Can I use a JPEG as a favicon?

Technically, some browsers will display a JPEG if you reference it, but it's not recommended. JPEG doesn't support transparency, which means your icon will always have a solid background. This looks particularly bad on browser tabs with different theme colors. Use PNG or SVG instead — both support transparency and are universally supported for favicons.

Do I need a favicon.ico if I have an SVG?

For modern browsers, no — they'll use the SVG. But for legacy support (older browsers, email clients, RSS readers, and some third-party applications), an ICO file is still valuable. Since it only takes a few seconds to generate one, it's worth including as a fallback. The cost is negligible, and the compatibility benefit is real.

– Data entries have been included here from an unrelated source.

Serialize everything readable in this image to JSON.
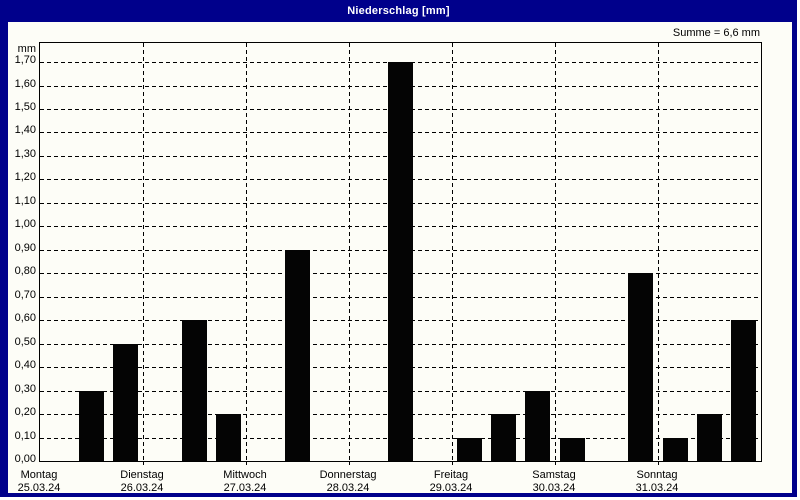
{
  "window": {
    "title": "Niederschlag [mm]"
  },
  "summary": "Summe = 6,6 mm",
  "colors": {
    "frame_navy": "#00008B",
    "title_text": "#FFFFFF",
    "background": "#FDFDF7",
    "bar": "#040404",
    "grid_and_text": "#000000"
  },
  "chart_data": {
    "type": "bar",
    "title": "Niederschlag [mm]",
    "ylabel": "mm",
    "xlabel": "",
    "ylim": [
      0,
      1.78
    ],
    "ytick_step": 0.1,
    "ytick_labels": [
      "0,00",
      "0,10",
      "0,20",
      "0,30",
      "0,40",
      "0,50",
      "0,60",
      "0,70",
      "0,80",
      "0,90",
      "1,00",
      "1,10",
      "1,20",
      "1,30",
      "1,40",
      "1,50",
      "1,60",
      "1,70"
    ],
    "grid": "dashed horizontal lines every 0.10 mm; dashed vertical lines at day boundaries",
    "legend": "none",
    "annotation": "Summe = 6,6 mm",
    "total_mm": 6.6,
    "slots_per_day": 3,
    "days": [
      {
        "weekday": "Montag",
        "date": "25.03.24",
        "values": [
          0,
          0.3,
          0.5
        ]
      },
      {
        "weekday": "Dienstag",
        "date": "26.03.24",
        "values": [
          0,
          0.6,
          0.2
        ]
      },
      {
        "weekday": "Mittwoch",
        "date": "27.03.24",
        "values": [
          0,
          0.9,
          0
        ]
      },
      {
        "weekday": "Donnerstag",
        "date": "28.03.24",
        "values": [
          0,
          1.7,
          0
        ]
      },
      {
        "weekday": "Freitag",
        "date": "29.03.24",
        "values": [
          0.1,
          0.2,
          0.3
        ]
      },
      {
        "weekday": "Samstag",
        "date": "30.03.24",
        "values": [
          0.1,
          0,
          0.8
        ]
      },
      {
        "weekday": "Sonntag",
        "date": "31.03.24",
        "values": [
          0.1,
          0.2,
          0.6
        ]
      }
    ]
  }
}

How do I change my favicon without cache issues?

Add a version query string to your favicon URL. For example, change /favicon.ico to /favicon.ico?v=2 (or use a hash based on the file content). This tricks the browser into treating it as a new resource. Some content management systems and build tools handle this automatically through cache-busting strategies. You can also use the Cache-Control HTTP header to control how long browsers cache your favicon files.

What size should my favicon be for best quality?

Design your source image at 512×512 pixels minimum. Export to all the specific sizes needed: 16×16, 32×32, 48×48 (for ICO), 180×180 (Apple Touch Icon), 192×192 and 512×512 (Android). If you're using SVG as your primary format, the browser handles scaling automatically, so you only need the one SVG file plus your fallback PNGs.